1975. Mistero Buffo van Dario Fo door de Internationale Nieuwe Scène van Hilde Uytterlinden en Charles Cornette, met verder o.m. Jan Decleir en Wannes Van de Velde. Wij met de klas van mens wetenschappen (Torhout) daar naartoe. Maatschappijkritiek en zo stond in onze studierichting hoog op de agenda. Uren lang een wervelend en door en door vernieuwend theaterspektakel. Op een bepaald moment staan acteurs in de duisternis verspreid door de zaal opmerkingen en dialogen te doen met cast op het podium, zodat het lijkt alsof het publiek luidop reageert. Na afloop mochten de gasten vragen stellen, zelfs discussiëren. Ik hoor me vanaf balkon derde rang roepen: “Jullie doen alsof het publiek reageert, maar die reageren helemaal niet hoor!” Los van algemene verstomming, was het kicken dat mijn stem zomaar door die ruimte mocht galmen en overal gehoord werd.

1976. Ik volg voordracht, dictie en toneel aan het conservatorium. Voor toneel moet een tegenspeelster examen afleggen voor een vakjury met o.a. Nand Buyl in de voor de rest bijna lege SSB. Het is een clowns act en ik moet een bord op haar hoofd kloppen waarna zij waggelend moet veinzen quasi bewusteloos te vallen. Natuurlijk sla je niet echt en ik oefende hard om zo te kloppen dat het lijkt alsof je het hoofd raakt, maar vlak erbij trek je snel terug. Ik had het onder de knie. Maar de zenuwen zeker? Ik sla het bord op haar kop, geen reflexcontrole. Het geluid van de klop lokt kreten van afgrijzen uit in heel de zaal. Ze staat te zwijmelen, maar gaat niet neer en met van pijn verwrongen gezicht onder lagen clown schmink doet ze toch verder. Ik heb nooit geweten of ze geslaagd was.

1988. De Dienst cultuur organiseert i.s.m. The British Council de culturele veertiendaagse “Britain in Brugge” waarvan de grootste optredens uiteraard in de SSB plaatsvonden. Joris De Voogt, toenmalig directeur SSB en ik (festival coördinator) wachten op een avond in de ereloge op de Britse ambassadeur wanneer plots 2 mannen binnenvallen met een raar lang apparaat, roepend: “Everybody out!” Bleken ze een soort veiligheidsagenten te zijn die moesten speuren of in die loge geen bommen verstopt zaten. Was dat even schrikken. Volgende keer verwittigen, mannen!

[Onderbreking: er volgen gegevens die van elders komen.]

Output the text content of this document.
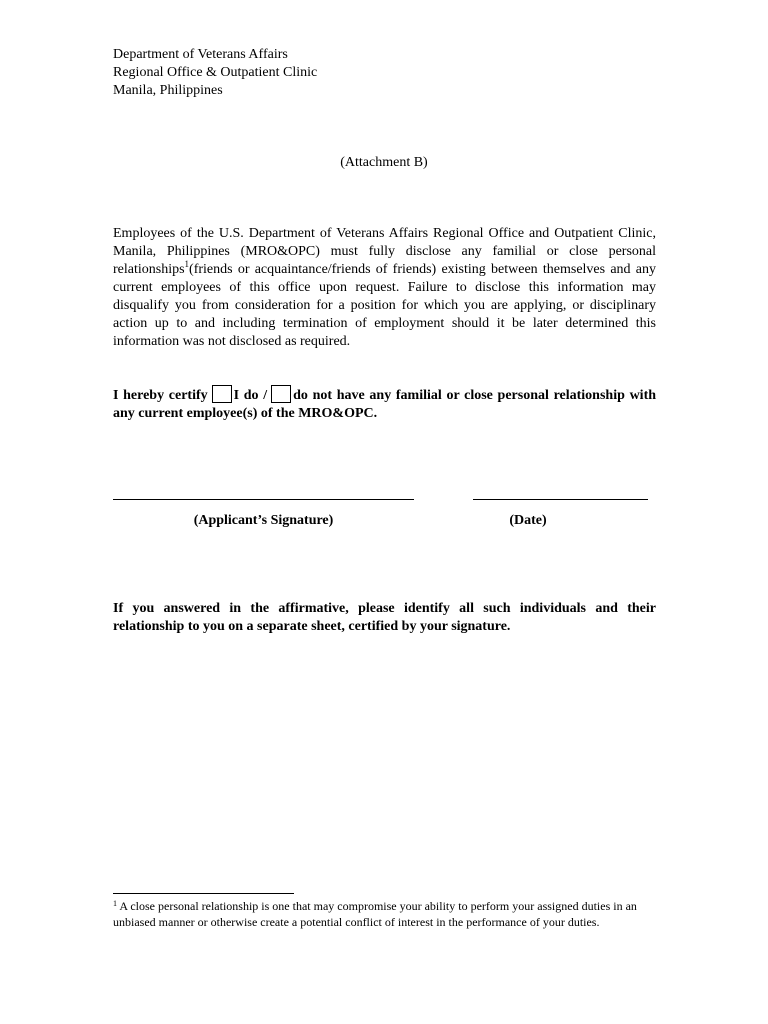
Department of Veterans Affairs
Regional Office & Outpatient Clinic
Manila, Philippines
(Attachment B)
Employees of the U.S. Department of Veterans Affairs Regional Office and Outpatient Clinic, Manila, Philippines (MRO&OPC) must fully disclose any familial or close personal relationships$^1$(friends or acquaintance/friends of friends) existing between themselves and any current employees of this office upon request. Failure to disclose this information may disqualify you from consideration for a position for which you are applying, or disciplinary action up to and including termination of employment should it be later determined this information was not disclosed as required.
I hereby certify I do / do not have any familial or close personal relationship with any current employee(s) of the MRO&OPC.
(Applicant’s Signature)	(Date)
If you answered in the affirmative, please identify all such individuals and their relationship to you on a separate sheet, certified by your signature.
$^1$ A close personal relationship is one that may compromise your ability to perform your assigned duties in an unbiased manner or otherwise create a potential conflict of interest in the performance of your duties.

1989. Joris De Voogt had een theaterprospectiegroep opgericht en programmeerde zo vernieuwend theater waar een groep liefhebbers echt achter staan. Ik maak daar deel van uit en ga regelmatig met zijn tweeën voorstellingen bekijken en bespreken. De twee en een half uur durende theatermonoloog “Gilles” geschreven door Hugo Claus en vertolkt door Jan Decleir kunnen we niet vooraf zien. We waren in de wolken van zijn overheerlijk vertelde Dario Fo monologen zoals “De Tijger en andere verhalen” (in de Stadshallen toen) en besluiten het blindelings te programmeren. Een uur na aanvang … stoot Joris De Voogt me aan met het dwingende verzoek niet zo hard te snurken…
Mijn samenwerking met directeur Joris leverde een blijvende vriendschap op. Ik besluit met een
grapje voor de verstaanders: na Joris De Voogt ging De Bal aan het rollen…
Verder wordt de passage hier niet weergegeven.